With the rapid onset of the global Covid-19 Pandemic in 2020 the USA Centers for Disease Control and Prevention (CDC) quickly implemented a new Covid-19 pipeline to collect testing data from all of the USA’s states and territories, and produce multiple consumable results for federal and public agencies. They did this in under 30 days, using Apache Kafka.
Inspired by this story, we built two demonstration streaming pipelines for ingesting, storing, and visualizing public IoT data (Tidal data from NOAA, the National Oceanic and Atmospheric Administration) using multiple open source technologies. The common ingestion technologies were Apache Kafka, Apache Kafka Connect, and Apache Camel Kafka Connector, supplemented with Prometheus and Grafana for monitoring. The initial experiment used Open Distro for Elasticsearch and Kibana as the target storage and visualisation technologies, while the second experiment used PostgreSQL and Apache Superset.
In this talk we introduce each technology and the pipeline architecture, and walk through the steps followed, challenges encountered, and solutions used to build reliable and scalable pipelines, and visualize the results (including Tidal periods, ranges and locations).
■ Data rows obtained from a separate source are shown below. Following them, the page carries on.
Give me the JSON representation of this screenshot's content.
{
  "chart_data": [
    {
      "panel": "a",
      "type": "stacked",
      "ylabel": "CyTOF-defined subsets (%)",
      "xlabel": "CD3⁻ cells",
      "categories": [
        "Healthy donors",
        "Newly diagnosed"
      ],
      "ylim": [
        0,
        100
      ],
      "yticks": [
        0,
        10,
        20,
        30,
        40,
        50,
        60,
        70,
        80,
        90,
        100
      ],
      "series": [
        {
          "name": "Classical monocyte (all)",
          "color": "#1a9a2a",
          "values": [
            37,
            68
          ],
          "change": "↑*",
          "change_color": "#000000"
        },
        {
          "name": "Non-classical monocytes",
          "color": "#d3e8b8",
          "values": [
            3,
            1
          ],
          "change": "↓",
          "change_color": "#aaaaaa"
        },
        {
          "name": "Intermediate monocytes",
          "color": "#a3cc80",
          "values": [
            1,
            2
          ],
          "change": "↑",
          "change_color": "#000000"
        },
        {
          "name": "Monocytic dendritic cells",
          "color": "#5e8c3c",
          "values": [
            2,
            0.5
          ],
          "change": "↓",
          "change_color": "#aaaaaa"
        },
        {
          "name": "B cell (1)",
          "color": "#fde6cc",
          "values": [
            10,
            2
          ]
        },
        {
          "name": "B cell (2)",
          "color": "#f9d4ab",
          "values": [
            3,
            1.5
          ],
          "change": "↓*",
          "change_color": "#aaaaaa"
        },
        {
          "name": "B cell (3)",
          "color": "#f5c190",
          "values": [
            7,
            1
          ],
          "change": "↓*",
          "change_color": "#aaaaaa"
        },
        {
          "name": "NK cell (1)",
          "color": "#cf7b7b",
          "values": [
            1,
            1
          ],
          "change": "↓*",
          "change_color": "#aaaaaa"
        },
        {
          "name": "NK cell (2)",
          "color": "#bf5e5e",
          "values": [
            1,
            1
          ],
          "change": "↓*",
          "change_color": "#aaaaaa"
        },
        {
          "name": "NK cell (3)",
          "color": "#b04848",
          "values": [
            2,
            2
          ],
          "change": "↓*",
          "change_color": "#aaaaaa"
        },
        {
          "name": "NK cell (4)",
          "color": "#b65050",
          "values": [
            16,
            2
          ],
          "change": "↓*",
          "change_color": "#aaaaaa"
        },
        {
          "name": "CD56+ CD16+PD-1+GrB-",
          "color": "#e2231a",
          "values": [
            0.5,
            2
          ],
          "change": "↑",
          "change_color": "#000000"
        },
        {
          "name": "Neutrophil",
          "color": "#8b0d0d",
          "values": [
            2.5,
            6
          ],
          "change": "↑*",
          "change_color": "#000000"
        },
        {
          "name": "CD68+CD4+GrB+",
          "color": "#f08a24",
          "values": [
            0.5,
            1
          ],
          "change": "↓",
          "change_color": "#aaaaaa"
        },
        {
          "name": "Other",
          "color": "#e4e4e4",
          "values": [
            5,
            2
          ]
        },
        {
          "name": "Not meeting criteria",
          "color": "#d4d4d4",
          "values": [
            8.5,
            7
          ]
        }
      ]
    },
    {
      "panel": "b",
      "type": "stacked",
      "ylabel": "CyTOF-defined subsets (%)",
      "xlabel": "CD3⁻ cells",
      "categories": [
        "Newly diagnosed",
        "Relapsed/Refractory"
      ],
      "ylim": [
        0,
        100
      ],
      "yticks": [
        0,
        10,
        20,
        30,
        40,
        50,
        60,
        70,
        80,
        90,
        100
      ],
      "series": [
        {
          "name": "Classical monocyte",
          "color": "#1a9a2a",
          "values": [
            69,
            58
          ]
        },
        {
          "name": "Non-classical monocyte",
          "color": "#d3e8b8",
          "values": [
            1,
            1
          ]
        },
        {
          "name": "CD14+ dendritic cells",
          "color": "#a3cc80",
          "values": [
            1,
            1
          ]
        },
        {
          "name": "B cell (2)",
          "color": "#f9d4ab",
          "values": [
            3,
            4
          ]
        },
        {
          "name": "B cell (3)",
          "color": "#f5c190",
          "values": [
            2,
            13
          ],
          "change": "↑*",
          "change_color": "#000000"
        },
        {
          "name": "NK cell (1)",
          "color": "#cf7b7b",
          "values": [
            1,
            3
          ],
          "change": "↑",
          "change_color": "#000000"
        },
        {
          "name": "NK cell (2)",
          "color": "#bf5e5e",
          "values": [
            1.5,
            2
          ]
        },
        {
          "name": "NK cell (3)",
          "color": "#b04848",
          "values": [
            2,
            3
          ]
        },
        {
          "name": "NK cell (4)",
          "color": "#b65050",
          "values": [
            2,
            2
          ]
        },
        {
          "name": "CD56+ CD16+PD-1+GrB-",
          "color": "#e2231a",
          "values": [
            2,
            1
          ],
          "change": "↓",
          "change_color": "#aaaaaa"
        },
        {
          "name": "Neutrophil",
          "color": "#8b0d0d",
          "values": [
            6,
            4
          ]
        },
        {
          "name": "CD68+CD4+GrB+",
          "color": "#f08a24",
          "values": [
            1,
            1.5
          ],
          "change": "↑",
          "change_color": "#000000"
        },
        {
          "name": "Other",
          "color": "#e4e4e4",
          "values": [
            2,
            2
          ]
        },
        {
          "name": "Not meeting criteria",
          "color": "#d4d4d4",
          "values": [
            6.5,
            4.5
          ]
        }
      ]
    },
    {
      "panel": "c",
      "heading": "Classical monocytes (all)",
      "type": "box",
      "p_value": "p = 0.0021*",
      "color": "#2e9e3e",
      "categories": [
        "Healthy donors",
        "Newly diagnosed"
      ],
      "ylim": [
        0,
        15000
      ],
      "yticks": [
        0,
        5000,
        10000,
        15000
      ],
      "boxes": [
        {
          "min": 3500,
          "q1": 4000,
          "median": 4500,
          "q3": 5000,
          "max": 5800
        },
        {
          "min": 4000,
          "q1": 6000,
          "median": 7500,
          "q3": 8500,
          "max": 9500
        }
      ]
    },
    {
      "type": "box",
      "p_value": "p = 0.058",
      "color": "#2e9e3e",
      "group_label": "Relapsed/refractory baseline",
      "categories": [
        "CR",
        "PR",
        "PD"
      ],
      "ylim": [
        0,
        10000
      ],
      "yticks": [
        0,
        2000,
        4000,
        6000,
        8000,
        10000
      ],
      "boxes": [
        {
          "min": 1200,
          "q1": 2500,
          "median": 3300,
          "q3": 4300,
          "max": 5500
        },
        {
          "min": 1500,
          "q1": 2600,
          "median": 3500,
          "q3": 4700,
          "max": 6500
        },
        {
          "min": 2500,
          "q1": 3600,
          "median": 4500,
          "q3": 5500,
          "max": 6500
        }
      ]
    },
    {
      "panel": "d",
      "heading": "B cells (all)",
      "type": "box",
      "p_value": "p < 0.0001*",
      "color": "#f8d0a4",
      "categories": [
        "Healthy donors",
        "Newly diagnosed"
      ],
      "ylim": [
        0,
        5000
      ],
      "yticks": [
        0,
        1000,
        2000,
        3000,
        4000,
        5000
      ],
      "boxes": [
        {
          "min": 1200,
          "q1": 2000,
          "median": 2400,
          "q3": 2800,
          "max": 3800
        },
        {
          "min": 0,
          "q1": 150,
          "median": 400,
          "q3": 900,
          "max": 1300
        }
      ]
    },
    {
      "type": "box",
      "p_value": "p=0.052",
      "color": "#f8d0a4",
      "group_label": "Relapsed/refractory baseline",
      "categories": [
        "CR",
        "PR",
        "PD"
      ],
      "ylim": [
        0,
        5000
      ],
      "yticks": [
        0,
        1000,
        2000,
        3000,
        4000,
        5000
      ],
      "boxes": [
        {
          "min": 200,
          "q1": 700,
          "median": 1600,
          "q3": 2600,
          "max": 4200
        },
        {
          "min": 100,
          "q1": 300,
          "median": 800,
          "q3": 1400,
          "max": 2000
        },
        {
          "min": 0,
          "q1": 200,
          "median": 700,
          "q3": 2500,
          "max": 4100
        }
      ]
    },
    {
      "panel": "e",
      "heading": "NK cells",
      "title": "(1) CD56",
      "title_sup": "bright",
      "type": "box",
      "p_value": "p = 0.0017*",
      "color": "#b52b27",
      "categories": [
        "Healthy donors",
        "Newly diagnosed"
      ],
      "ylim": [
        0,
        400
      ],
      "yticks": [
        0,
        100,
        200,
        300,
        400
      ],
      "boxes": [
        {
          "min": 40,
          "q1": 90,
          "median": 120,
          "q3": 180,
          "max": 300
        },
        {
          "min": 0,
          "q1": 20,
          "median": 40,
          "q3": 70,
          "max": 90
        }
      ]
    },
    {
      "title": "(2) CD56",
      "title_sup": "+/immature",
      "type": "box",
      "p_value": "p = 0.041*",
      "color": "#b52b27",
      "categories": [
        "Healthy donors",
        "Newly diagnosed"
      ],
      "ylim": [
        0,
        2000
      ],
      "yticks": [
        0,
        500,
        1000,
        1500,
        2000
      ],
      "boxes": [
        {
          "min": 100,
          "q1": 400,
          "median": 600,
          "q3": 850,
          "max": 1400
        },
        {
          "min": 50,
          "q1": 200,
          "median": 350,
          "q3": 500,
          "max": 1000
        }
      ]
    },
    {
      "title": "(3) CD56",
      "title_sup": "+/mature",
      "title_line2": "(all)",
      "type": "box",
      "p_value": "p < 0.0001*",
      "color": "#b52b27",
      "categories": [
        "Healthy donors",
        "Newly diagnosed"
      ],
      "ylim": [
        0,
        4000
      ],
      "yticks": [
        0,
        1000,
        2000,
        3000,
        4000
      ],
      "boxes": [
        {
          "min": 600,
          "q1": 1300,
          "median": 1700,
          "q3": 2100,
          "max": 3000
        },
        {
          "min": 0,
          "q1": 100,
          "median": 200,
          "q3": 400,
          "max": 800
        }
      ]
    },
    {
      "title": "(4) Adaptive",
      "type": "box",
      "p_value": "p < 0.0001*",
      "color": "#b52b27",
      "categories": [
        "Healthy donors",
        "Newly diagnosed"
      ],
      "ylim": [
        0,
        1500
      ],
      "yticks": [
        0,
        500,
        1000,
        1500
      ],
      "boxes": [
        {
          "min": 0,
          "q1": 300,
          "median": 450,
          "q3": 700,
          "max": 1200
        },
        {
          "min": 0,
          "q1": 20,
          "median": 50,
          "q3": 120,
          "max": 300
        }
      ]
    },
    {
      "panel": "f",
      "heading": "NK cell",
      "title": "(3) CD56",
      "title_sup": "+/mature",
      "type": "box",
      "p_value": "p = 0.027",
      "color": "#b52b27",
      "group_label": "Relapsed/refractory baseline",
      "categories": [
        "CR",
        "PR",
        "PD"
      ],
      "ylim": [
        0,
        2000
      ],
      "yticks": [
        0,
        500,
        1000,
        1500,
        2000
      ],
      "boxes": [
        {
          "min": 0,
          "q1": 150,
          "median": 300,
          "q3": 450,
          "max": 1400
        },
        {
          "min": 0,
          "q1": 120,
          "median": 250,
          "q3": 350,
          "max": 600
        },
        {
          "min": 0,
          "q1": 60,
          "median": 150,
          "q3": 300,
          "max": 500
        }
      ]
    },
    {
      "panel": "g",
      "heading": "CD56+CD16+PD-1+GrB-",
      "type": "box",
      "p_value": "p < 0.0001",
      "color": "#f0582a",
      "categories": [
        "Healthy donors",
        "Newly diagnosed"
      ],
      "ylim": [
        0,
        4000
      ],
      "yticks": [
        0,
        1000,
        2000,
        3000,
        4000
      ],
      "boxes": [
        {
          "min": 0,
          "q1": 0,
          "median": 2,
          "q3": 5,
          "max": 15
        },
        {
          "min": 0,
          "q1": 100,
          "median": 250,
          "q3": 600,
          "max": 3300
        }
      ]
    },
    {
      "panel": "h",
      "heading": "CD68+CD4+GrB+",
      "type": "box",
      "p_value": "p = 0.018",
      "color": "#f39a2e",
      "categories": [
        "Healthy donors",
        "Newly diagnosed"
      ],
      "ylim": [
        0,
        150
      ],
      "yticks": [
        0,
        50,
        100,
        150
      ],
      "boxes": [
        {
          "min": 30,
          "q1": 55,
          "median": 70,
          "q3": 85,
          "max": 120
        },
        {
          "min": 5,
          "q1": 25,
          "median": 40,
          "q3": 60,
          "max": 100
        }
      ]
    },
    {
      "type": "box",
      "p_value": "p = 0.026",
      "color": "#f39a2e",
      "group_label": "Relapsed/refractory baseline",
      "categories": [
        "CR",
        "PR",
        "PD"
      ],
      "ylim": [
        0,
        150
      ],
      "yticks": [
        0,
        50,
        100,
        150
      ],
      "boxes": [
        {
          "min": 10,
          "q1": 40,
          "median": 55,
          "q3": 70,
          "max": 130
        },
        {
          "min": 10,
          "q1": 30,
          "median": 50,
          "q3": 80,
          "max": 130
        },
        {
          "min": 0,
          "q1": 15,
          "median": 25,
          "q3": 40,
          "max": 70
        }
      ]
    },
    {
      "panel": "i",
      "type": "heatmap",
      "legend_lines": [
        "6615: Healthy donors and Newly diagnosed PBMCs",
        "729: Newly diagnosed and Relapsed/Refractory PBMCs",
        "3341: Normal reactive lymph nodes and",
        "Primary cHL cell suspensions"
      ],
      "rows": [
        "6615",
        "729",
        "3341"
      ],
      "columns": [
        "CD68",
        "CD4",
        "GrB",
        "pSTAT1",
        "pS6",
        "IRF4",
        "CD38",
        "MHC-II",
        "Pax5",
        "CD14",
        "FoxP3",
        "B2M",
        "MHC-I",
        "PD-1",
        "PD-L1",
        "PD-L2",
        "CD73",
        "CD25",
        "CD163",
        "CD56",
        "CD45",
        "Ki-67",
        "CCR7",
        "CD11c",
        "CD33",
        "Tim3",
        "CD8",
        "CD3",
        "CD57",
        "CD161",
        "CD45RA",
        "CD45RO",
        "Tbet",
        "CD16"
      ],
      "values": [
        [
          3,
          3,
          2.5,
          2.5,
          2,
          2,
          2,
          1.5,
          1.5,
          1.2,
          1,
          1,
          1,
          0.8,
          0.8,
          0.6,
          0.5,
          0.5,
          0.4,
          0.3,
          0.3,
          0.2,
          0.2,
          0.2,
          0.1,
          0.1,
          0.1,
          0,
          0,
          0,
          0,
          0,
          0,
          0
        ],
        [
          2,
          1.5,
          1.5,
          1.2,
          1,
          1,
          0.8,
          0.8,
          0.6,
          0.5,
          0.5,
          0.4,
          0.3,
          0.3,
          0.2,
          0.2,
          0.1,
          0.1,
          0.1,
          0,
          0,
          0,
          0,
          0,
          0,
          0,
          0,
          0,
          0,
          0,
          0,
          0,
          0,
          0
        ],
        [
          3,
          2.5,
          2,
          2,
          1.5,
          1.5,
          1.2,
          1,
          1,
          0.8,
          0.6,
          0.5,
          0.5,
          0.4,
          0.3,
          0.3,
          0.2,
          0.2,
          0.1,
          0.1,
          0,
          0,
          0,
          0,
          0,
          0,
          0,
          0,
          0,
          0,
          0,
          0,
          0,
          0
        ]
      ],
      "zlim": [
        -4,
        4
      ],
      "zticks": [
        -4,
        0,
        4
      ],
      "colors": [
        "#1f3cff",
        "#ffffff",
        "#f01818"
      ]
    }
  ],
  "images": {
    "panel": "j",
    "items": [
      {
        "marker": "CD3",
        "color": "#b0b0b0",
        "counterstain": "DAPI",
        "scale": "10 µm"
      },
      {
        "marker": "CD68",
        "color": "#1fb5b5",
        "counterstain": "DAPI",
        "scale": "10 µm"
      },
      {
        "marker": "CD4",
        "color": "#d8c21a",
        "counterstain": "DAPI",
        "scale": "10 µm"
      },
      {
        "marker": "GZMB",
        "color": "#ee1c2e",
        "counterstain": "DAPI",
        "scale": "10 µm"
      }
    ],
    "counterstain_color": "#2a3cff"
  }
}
We compare and contrast the two approaches, focussing on exception handling, scalability, performance and monitoring, and the pros and cons of the two visualization technologies (Kibana and Superset).
Since learning to program on a VAX 11/780, Paul Brebner has extensive R&D and consulting experience in distributed systems, technology innovation, software architecture and engineering, software performance and scalability, grid and cloud computing, and data analytics and machine learning.
Paul is the Technology Evangelist at Instaclustr. He’s been learning new scalable technologies, solving realistic problems, building applications, and blogging about an ever-increasing list of Open Source technologies. Paul has worked at UNSW, CSIRO, UCL (UK), NICTA/ANU, and several tech start-ups (including Founder/CTO of a NICTA spin-out). Paul has an MSc in Machine Learning and a BSc (Computer Science and Philosophy).